La loi d'amnistie pour les manifestants poursuivis est ainsi entrée en vigueur hier, au lendemain de l'évacuation de la mairie de Kiev, lieu symbolique de la contestation ukrainienne et après d'intenses pourparlers de cinq heures dimanche soir entre le procureur général Viktor Pchonka et les leaders de l'opposition. Toutefois, les 234 manifestants arrêtés, qui ont été libérés, sont pour nombre d'entre eux assignés à résidence et encourent toujours de lourdes peines pouvant aller jusqu'à 15 ans de prison.
Les négociations avec le pouvoir sont au point mort, qu'il s'agisse de la réforme constitutionnelle réduisant les pouvoirs présidentiels au profit du gouvernement et du Parlement, ou de la nomination d'un nouveau Premier ministre.

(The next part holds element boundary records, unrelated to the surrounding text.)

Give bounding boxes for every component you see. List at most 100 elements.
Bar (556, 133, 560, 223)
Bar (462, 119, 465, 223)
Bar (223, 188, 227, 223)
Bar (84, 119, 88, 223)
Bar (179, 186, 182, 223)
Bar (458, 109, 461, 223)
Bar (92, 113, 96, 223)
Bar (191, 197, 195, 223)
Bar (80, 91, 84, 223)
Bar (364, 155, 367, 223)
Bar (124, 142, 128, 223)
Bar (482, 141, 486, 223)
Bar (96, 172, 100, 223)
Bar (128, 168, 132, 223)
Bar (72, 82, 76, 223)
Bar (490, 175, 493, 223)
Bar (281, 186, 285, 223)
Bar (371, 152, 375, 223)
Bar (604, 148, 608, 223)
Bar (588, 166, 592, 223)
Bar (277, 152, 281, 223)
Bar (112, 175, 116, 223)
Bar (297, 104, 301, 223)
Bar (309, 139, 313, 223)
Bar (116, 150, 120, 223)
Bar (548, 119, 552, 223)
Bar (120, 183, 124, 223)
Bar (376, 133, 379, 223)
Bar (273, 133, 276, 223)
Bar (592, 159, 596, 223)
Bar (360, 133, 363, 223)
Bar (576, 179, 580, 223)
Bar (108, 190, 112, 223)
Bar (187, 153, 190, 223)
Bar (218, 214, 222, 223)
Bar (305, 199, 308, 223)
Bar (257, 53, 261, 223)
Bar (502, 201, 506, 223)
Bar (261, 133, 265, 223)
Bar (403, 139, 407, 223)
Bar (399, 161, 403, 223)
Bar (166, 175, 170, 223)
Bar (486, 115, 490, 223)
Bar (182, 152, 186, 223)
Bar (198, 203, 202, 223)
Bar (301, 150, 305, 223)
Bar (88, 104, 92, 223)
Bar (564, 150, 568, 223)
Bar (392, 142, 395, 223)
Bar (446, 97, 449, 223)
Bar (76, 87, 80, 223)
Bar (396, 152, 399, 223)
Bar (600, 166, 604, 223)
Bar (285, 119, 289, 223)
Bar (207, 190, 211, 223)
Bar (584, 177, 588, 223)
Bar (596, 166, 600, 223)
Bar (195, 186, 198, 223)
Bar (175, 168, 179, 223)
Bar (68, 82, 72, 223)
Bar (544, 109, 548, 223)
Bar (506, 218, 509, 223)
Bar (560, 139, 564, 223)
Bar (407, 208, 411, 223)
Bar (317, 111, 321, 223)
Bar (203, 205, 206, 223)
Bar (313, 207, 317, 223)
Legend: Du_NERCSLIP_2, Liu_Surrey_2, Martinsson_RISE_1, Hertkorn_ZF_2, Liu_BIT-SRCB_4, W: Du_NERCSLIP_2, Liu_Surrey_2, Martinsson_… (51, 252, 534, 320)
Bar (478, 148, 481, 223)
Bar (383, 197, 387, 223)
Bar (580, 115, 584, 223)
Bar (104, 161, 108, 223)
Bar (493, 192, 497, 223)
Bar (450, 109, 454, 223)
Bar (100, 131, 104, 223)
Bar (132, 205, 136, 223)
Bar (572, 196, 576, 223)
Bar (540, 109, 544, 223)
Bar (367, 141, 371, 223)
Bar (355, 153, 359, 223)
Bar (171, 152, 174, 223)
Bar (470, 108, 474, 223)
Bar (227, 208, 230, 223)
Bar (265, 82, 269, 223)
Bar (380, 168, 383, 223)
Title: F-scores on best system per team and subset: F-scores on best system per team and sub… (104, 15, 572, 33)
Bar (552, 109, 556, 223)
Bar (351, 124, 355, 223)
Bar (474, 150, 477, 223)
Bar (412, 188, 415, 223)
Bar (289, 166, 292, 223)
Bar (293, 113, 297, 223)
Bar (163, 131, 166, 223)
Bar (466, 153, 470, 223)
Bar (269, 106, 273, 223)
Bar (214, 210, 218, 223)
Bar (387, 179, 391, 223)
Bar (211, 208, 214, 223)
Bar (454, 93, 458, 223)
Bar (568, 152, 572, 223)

Le chef du parti nationaliste Svoboda Oleg Tiagnybok a donc appelé à une manifestation ce matin devant le Parlement où devrait être débattue la réforme constitutionnelle exigée par l'opposition.
Alors que les députés des deux camps cherchaient hier à trouver un terrain d'entente sur cette réforme avant la reprise des travaux au Parlement, Arseni Iatseniouk, allié de Ioulia Timochenko, et Vitali Klitschko, un autre leader de l'opposition, devaient rencontrer hier à Berlin la chancelière Angela Merkel. Ils devaient demander à l'Union européenne une aide financière pour l'Ukraine et l'instauration d'un régime sans visa pour les Ukrainiens.